The album, despite its primarily avant-garde style, has an ambient tone which has been described as 'a curious and compelling mixture of the medieval and the modern'. Being that the album is entirely composed of and processed from vocal recordings, it has been described as an experimental a cappella record.

The track titles on the album are composed of definitions from early editions of the Oxford English Dictionary (including references to the works of English poets John Gower and John Milton) which Rabelais has confessed to being inspired by: the album is accompanied by a poem written by Rabelais which features Old English spellings of words.[2]

Composition

On the opening track, "1382 Wyclif Gen. ii. 7", a vocal line, the first that is sampled from the lament song recordings used on Spellewauerynsherde, 'slips gently into a kind of canonic imitation of itself as a cloud of reverberant resonance drifts in from afar'. The centerpiece of the album, "1483 Caxton Golden Leg. 208 b/2", is a distinctive drone piece that, while incorporating tones from the recordings, is 'gather[ed] into an eerie microtonal cloud' that has been compared to György Ligeti's choral works that were used in 2001: A Space Odyssey.
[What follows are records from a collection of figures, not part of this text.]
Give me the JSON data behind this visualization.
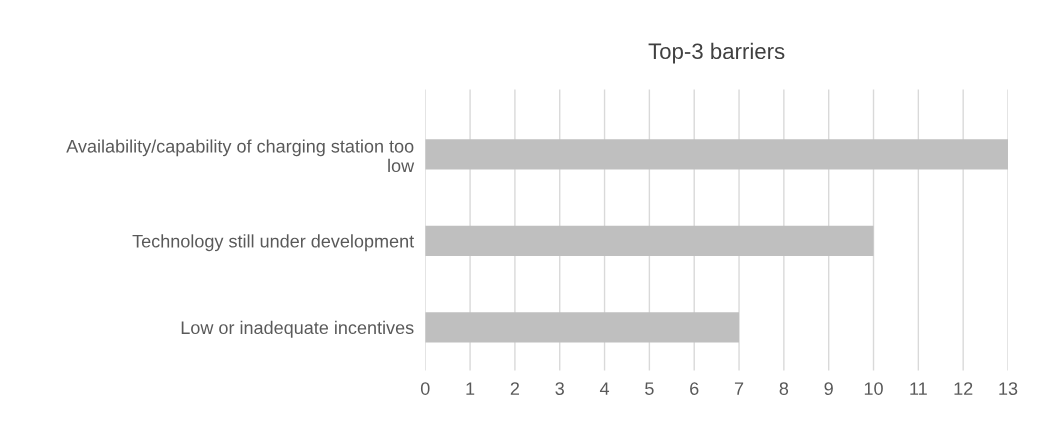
{
  "chart_data": {
    "type": "bar",
    "title": "Top-3 barriers",
    "orientation": "horizontal",
    "categories": [
      "Availability/capability of charging station too low",
      "Technology still under development",
      "Low or inadequate incentives"
    ],
    "values": [
      13,
      10,
      7
    ],
    "color": "#bfbfbf",
    "xlim": [
      0,
      13
    ],
    "xticks": [
      0,
      1,
      2,
      3,
      4,
      5,
      6,
      7,
      8,
      9,
      10,
      11,
      12,
      13
    ],
    "grid": "x"
  }
}
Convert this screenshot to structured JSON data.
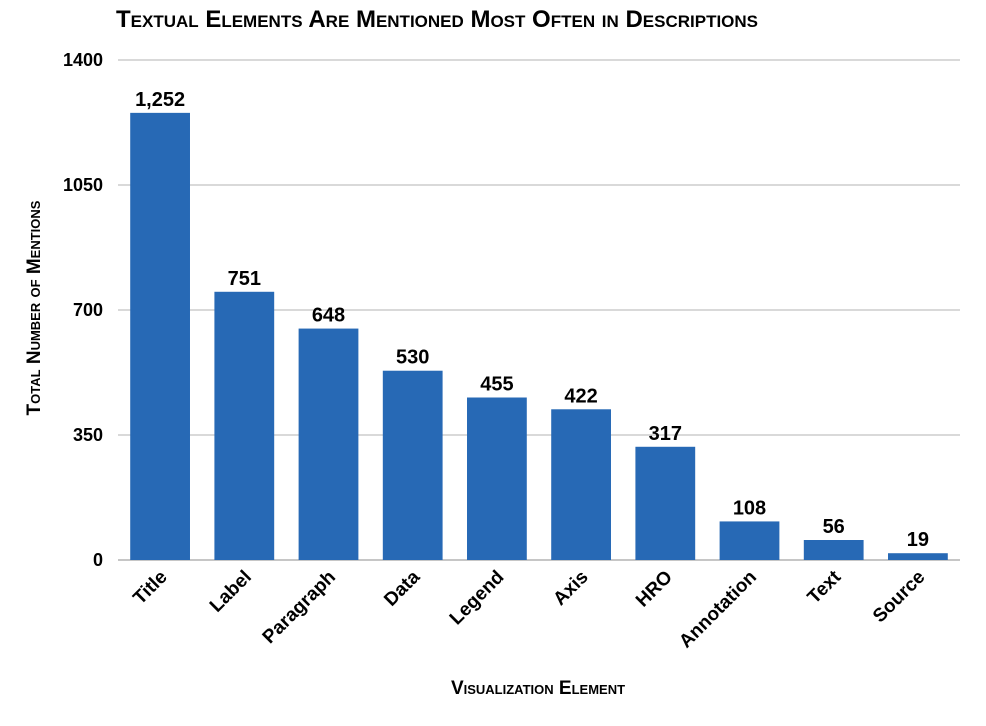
{
  "chart_data": {
    "type": "bar",
    "title": "Textual Elements Are Mentioned Most Often in Descriptions",
    "xlabel": "Visualization Element",
    "ylabel": "Total Number of Mentions",
    "categories": [
      "Title",
      "Label",
      "Paragraph",
      "Data",
      "Legend",
      "Axis",
      "HRO",
      "Annotation",
      "Text",
      "Source"
    ],
    "values": [
      1252,
      751,
      648,
      530,
      455,
      422,
      317,
      108,
      56,
      19
    ],
    "value_labels": [
      "1,252",
      "751",
      "648",
      "530",
      "455",
      "422",
      "317",
      "108",
      "56",
      "19"
    ],
    "yticks": [
      0,
      350,
      700,
      1050,
      1400
    ],
    "ytick_labels": [
      "0",
      "350",
      "700",
      "1050",
      "1400"
    ],
    "ylim": [
      0,
      1400
    ],
    "grid": true,
    "legend": "none",
    "bar_color": "#2769b5"
  }
}
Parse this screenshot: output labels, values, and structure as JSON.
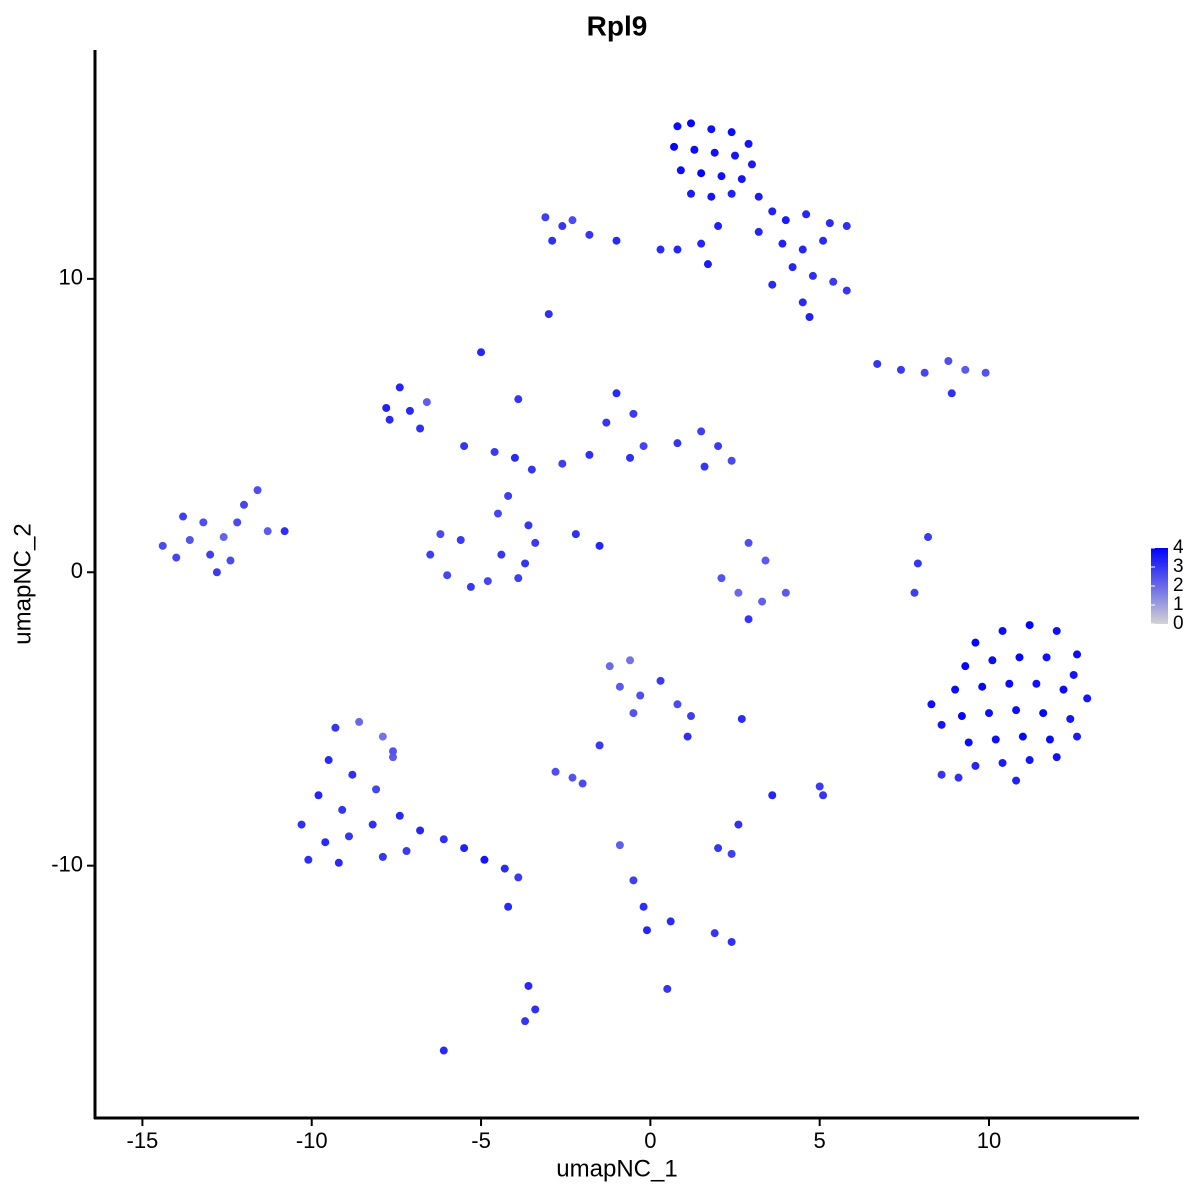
{
  "chart_data": {
    "type": "scatter",
    "title": "Rpl9",
    "x_label": "umapNC_1",
    "y_label": "umapNC_2",
    "xlim": [
      -16.4,
      14.4
    ],
    "ylim": [
      -18.6,
      17.8
    ],
    "xticks": [
      -15,
      -10,
      -5,
      0,
      5,
      10
    ],
    "yticks": [
      -10,
      0,
      10
    ],
    "colorbar": {
      "lim": [
        0,
        4
      ],
      "ticks": [
        0,
        1,
        2,
        3,
        4
      ],
      "low_color": "#d3d3d3",
      "high_color": "#0000ff"
    },
    "x": [
      0.8,
      1.2,
      1.8,
      2.4,
      2.9,
      0.7,
      1.3,
      1.9,
      2.5,
      3.0,
      0.9,
      1.5,
      2.1,
      2.7,
      1.2,
      1.8,
      2.4,
      3.2,
      3.6,
      4.0,
      4.6,
      5.3,
      5.8,
      3.9,
      4.5,
      5.1,
      4.2,
      4.8,
      5.4,
      5.8,
      4.5,
      4.7,
      3.6,
      3.2,
      2.0,
      1.5,
      0.8,
      0.3,
      1.7,
      -3.1,
      -2.6,
      -2.3,
      -2.9,
      -1.8,
      -1.0,
      -3.0,
      6.7,
      7.4,
      8.1,
      8.8,
      9.3,
      9.9,
      8.9,
      -7.4,
      -7.8,
      -7.1,
      -6.6,
      -6.8,
      -5.5,
      -4.6,
      -4.0,
      -3.5,
      -2.6,
      -1.8,
      -1.3,
      -1.0,
      -0.5,
      -0.2,
      0.8,
      1.5,
      2.0,
      2.4,
      1.6,
      -0.6,
      -7.7,
      -5.0,
      -3.9,
      -4.2,
      -4.5,
      -3.6,
      -3.4,
      -2.2,
      -1.5,
      -6.2,
      -6.5,
      -6.0,
      -5.3,
      -4.4,
      -3.9,
      -4.8,
      -3.7,
      -5.6,
      2.9,
      3.4,
      2.1,
      2.6,
      3.3,
      4.0,
      8.2,
      7.9,
      7.8,
      -14.4,
      -14.0,
      -13.6,
      -13.2,
      -13.0,
      -12.6,
      -12.2,
      -12.0,
      -11.6,
      -11.3,
      -12.8,
      -13.8,
      -12.4,
      -10.8,
      -1.2,
      -0.6,
      -0.9,
      -0.3,
      0.3,
      0.8,
      1.2,
      1.1,
      -0.5,
      -1.5,
      -2.8,
      -2.3,
      -2.0,
      2.7,
      2.0,
      2.4,
      2.6,
      3.6,
      5.0,
      5.1,
      -0.9,
      -0.5,
      -0.2,
      -0.1,
      0.6,
      1.9,
      2.4,
      0.5,
      -3.6,
      -3.4,
      -3.7,
      -6.1,
      2.9,
      -9.3,
      -8.6,
      -7.9,
      -7.6,
      -9.5,
      -8.8,
      -8.1,
      -9.8,
      -9.1,
      -10.3,
      -9.6,
      -8.9,
      -8.2,
      -7.4,
      -6.8,
      -6.1,
      -5.5,
      -4.9,
      -4.3,
      -3.9,
      -10.1,
      -9.2,
      -7.9,
      -7.2,
      -7.6,
      -4.2,
      9.6,
      10.4,
      11.2,
      12.0,
      12.6,
      9.3,
      10.1,
      10.9,
      11.7,
      12.5,
      9.0,
      9.8,
      10.6,
      11.4,
      12.2,
      12.9,
      9.2,
      10.0,
      10.8,
      11.6,
      12.4,
      9.4,
      10.2,
      11.0,
      11.8,
      12.6,
      9.6,
      10.4,
      11.2,
      12.0,
      8.6,
      9.1,
      10.8,
      8.3,
      8.6
    ],
    "y": [
      15.2,
      15.3,
      15.1,
      15.0,
      14.6,
      14.5,
      14.4,
      14.3,
      14.2,
      13.9,
      13.7,
      13.6,
      13.5,
      13.4,
      12.9,
      12.8,
      12.9,
      12.8,
      12.3,
      12.0,
      12.2,
      11.9,
      11.8,
      11.2,
      11.0,
      11.3,
      10.4,
      10.1,
      9.9,
      9.6,
      9.2,
      8.7,
      9.8,
      11.6,
      11.8,
      11.2,
      11.0,
      11.0,
      10.5,
      12.1,
      11.8,
      12.0,
      11.3,
      11.5,
      11.3,
      8.8,
      7.1,
      6.9,
      6.8,
      7.2,
      6.9,
      6.8,
      6.1,
      6.3,
      5.6,
      5.5,
      5.8,
      4.9,
      4.3,
      4.1,
      3.9,
      3.5,
      3.7,
      4.0,
      5.1,
      6.1,
      5.4,
      4.3,
      4.4,
      4.8,
      4.3,
      3.8,
      3.6,
      3.9,
      5.2,
      7.5,
      5.9,
      2.6,
      2.0,
      1.6,
      1.0,
      1.3,
      0.9,
      1.3,
      0.6,
      -0.1,
      -0.5,
      0.6,
      -0.2,
      -0.3,
      0.3,
      1.1,
      1.0,
      0.4,
      -0.2,
      -0.7,
      -1.0,
      -0.7,
      1.2,
      0.3,
      -0.7,
      0.9,
      0.5,
      1.1,
      1.7,
      0.6,
      1.2,
      1.7,
      2.3,
      2.8,
      1.4,
      0.0,
      1.9,
      0.4,
      1.4,
      -3.2,
      -3.0,
      -3.9,
      -4.2,
      -3.7,
      -4.5,
      -4.9,
      -5.6,
      -4.8,
      -5.9,
      -6.8,
      -7.0,
      -7.2,
      -5.0,
      -9.4,
      -9.6,
      -8.6,
      -7.6,
      -7.3,
      -7.6,
      -9.3,
      -10.5,
      -11.4,
      -12.2,
      -11.9,
      -12.3,
      -12.6,
      -14.2,
      -14.1,
      -14.9,
      -15.3,
      -16.3,
      -1.6,
      -5.3,
      -5.1,
      -5.6,
      -6.3,
      -6.4,
      -6.9,
      -7.4,
      -7.6,
      -8.1,
      -8.6,
      -9.2,
      -9.0,
      -8.6,
      -8.3,
      -8.8,
      -9.1,
      -9.4,
      -9.8,
      -10.1,
      -10.4,
      -9.8,
      -9.9,
      -9.7,
      -9.5,
      -6.1,
      -11.4,
      -2.4,
      -2.0,
      -1.8,
      -2.0,
      -2.8,
      -3.2,
      -3.0,
      -2.9,
      -2.9,
      -3.5,
      -4.0,
      -3.9,
      -3.8,
      -3.8,
      -4.0,
      -4.3,
      -4.9,
      -4.8,
      -4.7,
      -4.8,
      -5.0,
      -5.8,
      -5.7,
      -5.6,
      -5.7,
      -5.6,
      -6.6,
      -6.5,
      -6.4,
      -6.3,
      -6.9,
      -7.0,
      -7.1,
      -4.5,
      -5.2
    ],
    "values": [
      3.8,
      3.9,
      3.7,
      3.8,
      3.6,
      3.9,
      3.8,
      3.7,
      3.6,
      3.5,
      3.8,
      3.9,
      3.7,
      3.6,
      3.5,
      3.6,
      3.4,
      3.5,
      3.4,
      3.5,
      3.3,
      3.2,
      3.1,
      3.4,
      3.3,
      3.2,
      3.3,
      3.1,
      2.9,
      3.0,
      3.2,
      3.4,
      3.2,
      3.3,
      3.4,
      3.3,
      3.3,
      3.2,
      3.5,
      2.8,
      3.0,
      2.6,
      3.1,
      3.0,
      3.2,
      3.1,
      3.0,
      2.9,
      2.7,
      2.5,
      2.3,
      2.4,
      3.1,
      3.3,
      3.4,
      3.2,
      2.2,
      3.1,
      3.0,
      2.9,
      3.2,
      3.0,
      2.8,
      3.1,
      3.0,
      3.2,
      2.9,
      2.7,
      3.0,
      2.8,
      2.9,
      2.6,
      3.0,
      3.1,
      3.2,
      3.3,
      3.0,
      2.8,
      2.7,
      3.0,
      2.9,
      3.1,
      3.3,
      2.6,
      2.8,
      2.7,
      2.9,
      3.0,
      2.8,
      2.7,
      3.0,
      2.9,
      2.5,
      2.3,
      2.4,
      2.0,
      2.2,
      2.3,
      2.9,
      3.0,
      2.8,
      2.6,
      2.7,
      2.4,
      2.5,
      2.8,
      2.1,
      2.6,
      2.7,
      2.5,
      2.3,
      2.9,
      2.8,
      2.6,
      3.1,
      2.0,
      1.8,
      2.3,
      2.5,
      2.9,
      2.6,
      2.8,
      3.1,
      2.4,
      2.9,
      2.5,
      2.4,
      2.6,
      3.2,
      3.0,
      2.8,
      3.1,
      3.3,
      2.9,
      3.0,
      2.2,
      2.8,
      3.1,
      3.3,
      3.2,
      3.0,
      3.1,
      3.0,
      3.2,
      3.1,
      3.0,
      3.2,
      3.0,
      3.0,
      2.0,
      1.8,
      2.3,
      3.2,
      3.1,
      2.7,
      3.3,
      3.0,
      3.1,
      3.2,
      3.0,
      3.1,
      3.2,
      3.3,
      3.1,
      3.4,
      3.6,
      3.2,
      2.9,
      3.1,
      3.2,
      3.0,
      2.9,
      2.4,
      3.2,
      3.9,
      3.8,
      4.0,
      3.7,
      3.8,
      3.9,
      3.8,
      3.9,
      3.7,
      3.6,
      3.8,
      3.9,
      3.8,
      3.7,
      3.8,
      3.6,
      3.9,
      3.7,
      3.8,
      3.9,
      3.6,
      3.8,
      3.7,
      3.9,
      3.8,
      3.5,
      3.3,
      3.5,
      3.6,
      3.7,
      3.0,
      3.1,
      3.4,
      3.7,
      3.6
    ]
  }
}
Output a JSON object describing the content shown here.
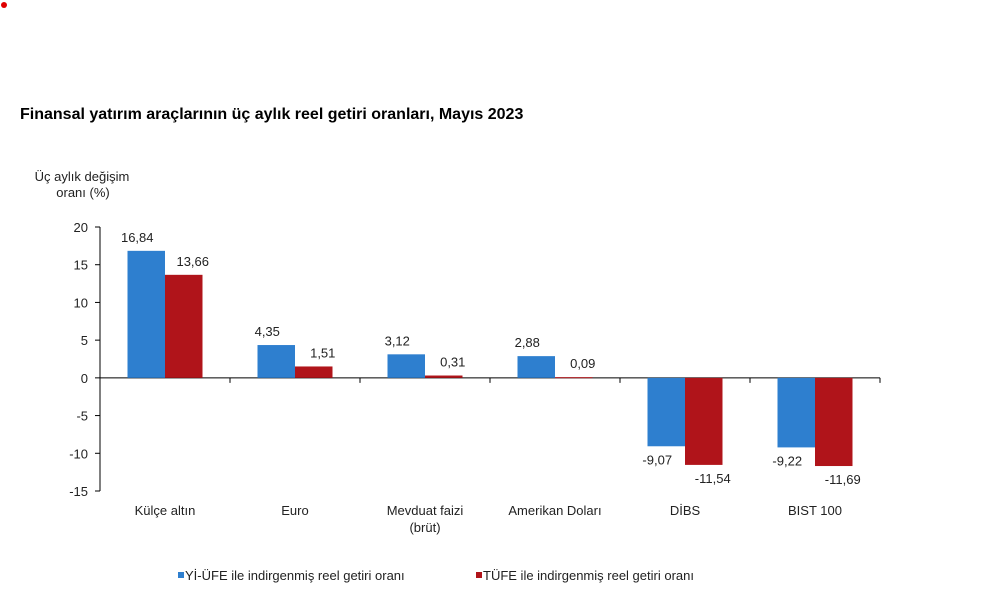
{
  "title": "Finansal yatırım araçlarının üç aylık reel getiri oranları, Mayıs 2023",
  "chart_data": {
    "type": "bar",
    "title": "Finansal yatırım araçlarının üç aylık reel getiri oranları, Mayıs 2023",
    "ylabel_lines": [
      "Üç aylık değişim",
      "oranı (%)"
    ],
    "xlabel": "",
    "ylim": [
      -15,
      20
    ],
    "yticks": [
      20,
      15,
      10,
      5,
      0,
      -5,
      -10,
      -15
    ],
    "grid": false,
    "legend_position": "bottom",
    "categories": [
      [
        "Külçe altın"
      ],
      [
        "Euro"
      ],
      [
        "Mevduat faizi",
        "(brüt)"
      ],
      [
        "Amerikan Doları"
      ],
      [
        "DİBS"
      ],
      [
        "BIST 100"
      ]
    ],
    "series": [
      {
        "name": "Yİ-ÜFE ile indirgenmiş reel getiri oranı",
        "color": "#2e7fcf",
        "values": [
          16.84,
          4.35,
          3.12,
          2.88,
          -9.07,
          -9.22
        ],
        "labels": [
          "16,84",
          "4,35",
          "3,12",
          "2,88",
          "-9,07",
          "-9,22"
        ]
      },
      {
        "name": "TÜFE ile indirgenmiş reel getiri oranı",
        "color": "#b0141a",
        "values": [
          13.66,
          1.51,
          0.31,
          0.09,
          -11.54,
          -11.69
        ],
        "labels": [
          "13,66",
          "1,51",
          "0,31",
          "0,09",
          "-11,54",
          "-11,69"
        ]
      }
    ]
  }
}
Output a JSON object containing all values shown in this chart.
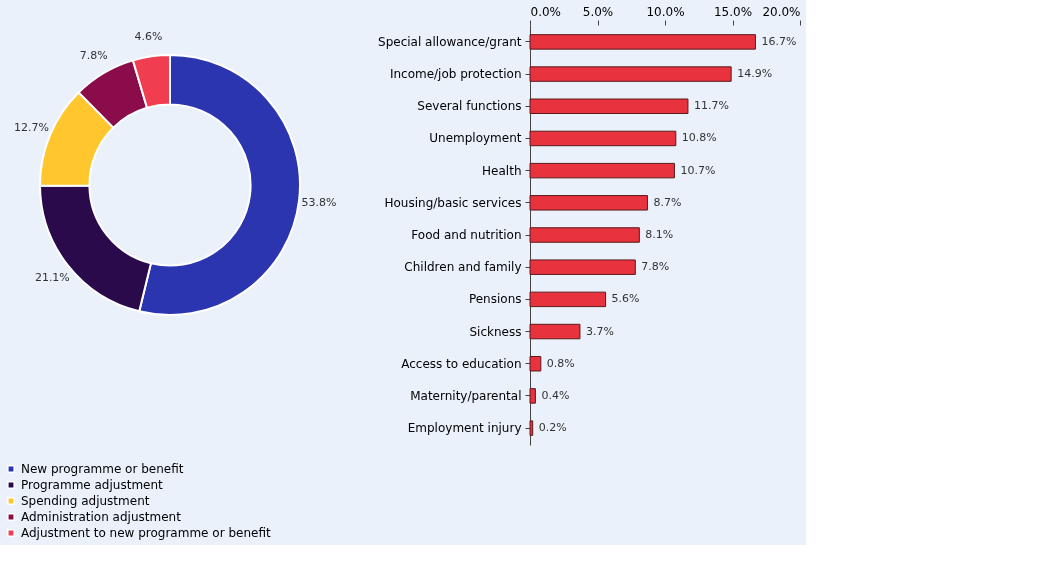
{
  "chart_data": [
    {
      "type": "donut",
      "categories": [
        "New programme or benefit",
        "Programme adjustment",
        "Spending adjustment",
        "Administration adjustment",
        "Adjustment to new programme or benefit"
      ],
      "values": [
        53.8,
        21.1,
        12.7,
        7.8,
        4.6
      ],
      "colors": [
        "#2b35b0",
        "#2a0a4a",
        "#ffc62e",
        "#8b0c4a",
        "#f03e50"
      ],
      "value_labels": [
        "53.8%",
        "21.1%",
        "12.7%",
        "7.8%",
        "4.6%"
      ],
      "legend": "bottom"
    },
    {
      "type": "bar",
      "orientation": "horizontal",
      "categories": [
        "Special allowance/grant",
        "Income/job protection",
        "Several functions",
        "Unemployment",
        "Health",
        "Housing/basic services",
        "Food and nutrition",
        "Children and family",
        "Pensions",
        "Sickness",
        "Access to education",
        "Maternity/parental",
        "Employment injury"
      ],
      "values": [
        16.7,
        14.9,
        11.7,
        10.8,
        10.7,
        8.7,
        8.1,
        7.8,
        5.6,
        3.7,
        0.8,
        0.4,
        0.2
      ],
      "color": "#e8323e",
      "value_labels": [
        "16.7%",
        "14.9%",
        "11.7%",
        "10.8%",
        "10.7%",
        "8.7%",
        "8.1%",
        "7.8%",
        "5.6%",
        "3.7%",
        "0.8%",
        "0.4%",
        "0.2%"
      ],
      "xlim": [
        0,
        20
      ],
      "xticks": [
        {
          "value": 0,
          "label": "0.0%"
        },
        {
          "value": 5,
          "label": "5.0%"
        },
        {
          "value": 10,
          "label": "10.0%"
        },
        {
          "value": 15,
          "label": "15.0%"
        },
        {
          "value": 20,
          "label": "20.0%"
        }
      ],
      "grid": false
    }
  ]
}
Meanwhile, "(Gorgeous Curves Lovely Fragments...)" is the album's most expressive piece, with multitracked and backmasked arrangements of another individual lament song that occasionally dip out into reverberation. The album closes with "1671 Milton Samson 1122", a reprise of the opening track which features more reverberation and droning.

Critical reception

Upon its 2017 vinyl reissue (on both clear and gold vinyl) by Boomkat Editions (which Rabelais specifically created a reedit of the album for), record distributor Boomkat praised Spellewauerynsherde, calling it 'one of the 21st century’s most enigmatic and haunting albums'. They commented that on the album, he performs a 'hypermodern animism on ostensibly dead musical material — dead as in hardly anyone knows or plays them in the modern age', calling the overall album 'one of the most magickal, perplexing and strangely life-giving records that you’ll likely ever hear'.[3]

References

  1. Web site: Paris Transatlantic - Akira Rabelais "Spellewauerynsherde". Samadhi Sound. September 7, 2005. January 16, 2019.
  2. Web site: Spellewauerynsherde. Akira Rabelais. April 5, 2004. January 16, 2019.
  3. Web site: AKIRA RABELAIS - Spellewauerynsherde. Boomkat. January 16, 2019.